News
Andrew Valmon Michele Obama
University of Maryland

Fast Company

by Elliott Denman — posted on 7/30/2012

LONDON – Andrew Valmon was in some very fast company.

Then again, so was America’s First Lady.

  • The Where: Winfield House at Regent’s Park, residence of the U.S, Ambassador to the United Kingdom.
  • The When: Friday afternoon, preceding Opening Ceremonies to the Games of the XXX Olympiad.
  • The Who: Mrs. Michelle Obama. Andrew Valmon, head coach of the USA men’s Olympic track & field team, David Beckham, Carl Lewis, and an array of other international athletic celebrities.
  • The Why: To celebrate Mrs. Obama’s “Let’s Move” initiative and build global focus on Nickelodeon’s “Worldwide Day of Play,” a sub-theme of the London Games.
  • Call it just another step for Valmon on the upward mobility register.

    He’s bound to be in the spotlight once Team USA opens track & field action at the Games next Friday. Do glorious things and Valmon will surely exult in his countrymen’s performances. Do some not-so-glorious things and Valmon is certain to be the man on the spot, giving the answers to questions that actually be unanswerable.

    Such are the responsibilities of the main man of the main team in the main sport of the Olympic Games.

    “And to just think, at one point I didn’t think I had much of a future in this sport,” he was telling friends a month earlier, at the USA Olympic Trials in Eugene, Ore.

    “I guess I’ve been proven wrong,” he said, with a very wide smile.

    With a powerful USA team to pilot, Valmon expects to do a lot of smiling in the days ahead. He’s been doing all his homework. He’s been picking the brains of some of his predecessors as USA head coach. He’s more than ready. And he trusts his athletes are, too.

    With track and field so incredibly global, anyone asking Valmon to supply an estimated USA medal count gets a polite dismissal of a question beyond anyone.

    Olympic track is so full of imponderables, always has, always will. Even the best of educated guesses can be proven far off the mark in this anything-can-happen-and-often-does game.

    The sport itself was totally imponderable to him his days at New Jersey’s Manchester High School, in Ocean County, a member of the Shore Conference. He wanted to be a basketball player, he wanted to follow in the footsteps of big brother Oscar, himself a hoops standout for the Manchester Hawks.

    But track coach Bob Conover was a persistent man. He could see Valmon’s track potential from day one. Fortunately, he persisted. Fortunately, Valmon relented.

    One thing quickly led to another and another and another. By his senior year at Manchester High, he was breaking 47 in the 400.

    Seton Hall coach John Moon came courting and Valmon quickly signed on to be a Pirate.

    By his freshman summer, he was the USA Junior National 400 champion. That 1984 meet was held at the Los Angeles Coliseum, in conjunction with the USA Olympic Trials, which chose the home team for the Olympic Games to come at that same Coliseum a month-plus later.
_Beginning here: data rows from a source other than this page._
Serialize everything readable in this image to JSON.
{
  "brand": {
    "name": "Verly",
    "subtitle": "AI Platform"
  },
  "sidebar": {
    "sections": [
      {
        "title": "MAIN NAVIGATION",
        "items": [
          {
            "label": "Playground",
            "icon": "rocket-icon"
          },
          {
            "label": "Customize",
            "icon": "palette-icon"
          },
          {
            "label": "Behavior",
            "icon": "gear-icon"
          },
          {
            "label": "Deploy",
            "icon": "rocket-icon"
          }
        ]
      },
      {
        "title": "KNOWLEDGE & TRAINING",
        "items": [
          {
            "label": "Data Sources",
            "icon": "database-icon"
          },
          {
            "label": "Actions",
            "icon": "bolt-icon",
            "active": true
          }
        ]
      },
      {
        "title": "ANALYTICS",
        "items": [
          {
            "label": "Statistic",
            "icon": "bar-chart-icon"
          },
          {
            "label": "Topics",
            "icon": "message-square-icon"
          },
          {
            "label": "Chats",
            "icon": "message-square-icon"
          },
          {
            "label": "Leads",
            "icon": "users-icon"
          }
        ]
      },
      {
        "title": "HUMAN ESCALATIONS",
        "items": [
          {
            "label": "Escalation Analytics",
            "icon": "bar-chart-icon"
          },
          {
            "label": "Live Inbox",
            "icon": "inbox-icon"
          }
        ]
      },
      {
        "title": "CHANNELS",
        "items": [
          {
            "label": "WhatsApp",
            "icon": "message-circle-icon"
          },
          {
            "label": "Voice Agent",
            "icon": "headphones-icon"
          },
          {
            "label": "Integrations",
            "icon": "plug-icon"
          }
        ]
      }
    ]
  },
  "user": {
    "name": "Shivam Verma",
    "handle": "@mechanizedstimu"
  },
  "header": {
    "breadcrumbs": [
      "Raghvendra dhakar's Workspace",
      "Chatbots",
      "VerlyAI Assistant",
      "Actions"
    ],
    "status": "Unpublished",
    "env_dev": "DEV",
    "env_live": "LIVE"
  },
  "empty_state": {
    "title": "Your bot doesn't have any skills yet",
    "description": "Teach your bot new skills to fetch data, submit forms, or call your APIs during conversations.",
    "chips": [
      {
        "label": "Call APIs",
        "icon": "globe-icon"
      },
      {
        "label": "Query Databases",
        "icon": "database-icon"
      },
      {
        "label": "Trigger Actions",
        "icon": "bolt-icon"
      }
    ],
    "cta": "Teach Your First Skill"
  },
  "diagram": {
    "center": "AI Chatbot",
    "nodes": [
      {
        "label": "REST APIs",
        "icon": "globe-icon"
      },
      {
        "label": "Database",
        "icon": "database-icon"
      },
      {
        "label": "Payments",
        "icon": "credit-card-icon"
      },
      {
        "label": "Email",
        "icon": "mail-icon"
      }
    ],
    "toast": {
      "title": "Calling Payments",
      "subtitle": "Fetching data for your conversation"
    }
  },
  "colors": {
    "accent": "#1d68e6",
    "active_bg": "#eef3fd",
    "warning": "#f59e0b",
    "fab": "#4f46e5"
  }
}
    Little could Valmon guess it at the time, but he was destined to be a member of his Uncle Sam’s next Olympic team, the one bound for the Seoul Games of 1988. And he returned to New Jersey with a gold medal, after running the first round of the 4x400 relay for the U.S. which then went on to take the final. He collected a second gold by leading off the USA four that won it all in the 1992 Barcelona final.

    Running consistent sub-45 legs out of the blocks, at the Olympic Games, World Championships and other major stops on the global circuit, Valmon gained recognition as perhaps the finest 4x400 leadoff man in track history. His best solo 400 was a sizzling 44.28.

    He put all that expertise to work in his first big coaching stint, at Georgetown, and has been the head coach at Maryland for the past nine years. Twelve of his Terrapin athletes have gained All-America recognition, but whether he has a Maryland men’s team to coach on his return to College Park is a good question.

    The Maryland administration has put the men’s track and field program on the endangered list, citing fiscal concerns and threatening its exctinction. All that’s needed to save Maryland track is several million bucks. Alumni are at work raising the dough, but Valmon has no certainty they’ll succeed.

    (ed. note: Earlier this month, Maryland Athletics characterized the Terrapin track program as reaching its "first benchmark" and extended the program — with just 14 athletes — into the 2012-13 season).

    In the meantime, he has more pressing business straight ahead.

    All Valmon’s athletes need to do at Olympic Stadium is maintain this nation’s status as “The World’s Number One Team.”

    That’s heavy, heavy responsibility.

    But the man from Manchester knows what it takes. He’s the first Olympic gold medalist to serve as head coach of America’s Team. He’s been to the top of the podium many, many times. When he sees his 2012 athletes get to the same place, he’ll be a very happy man.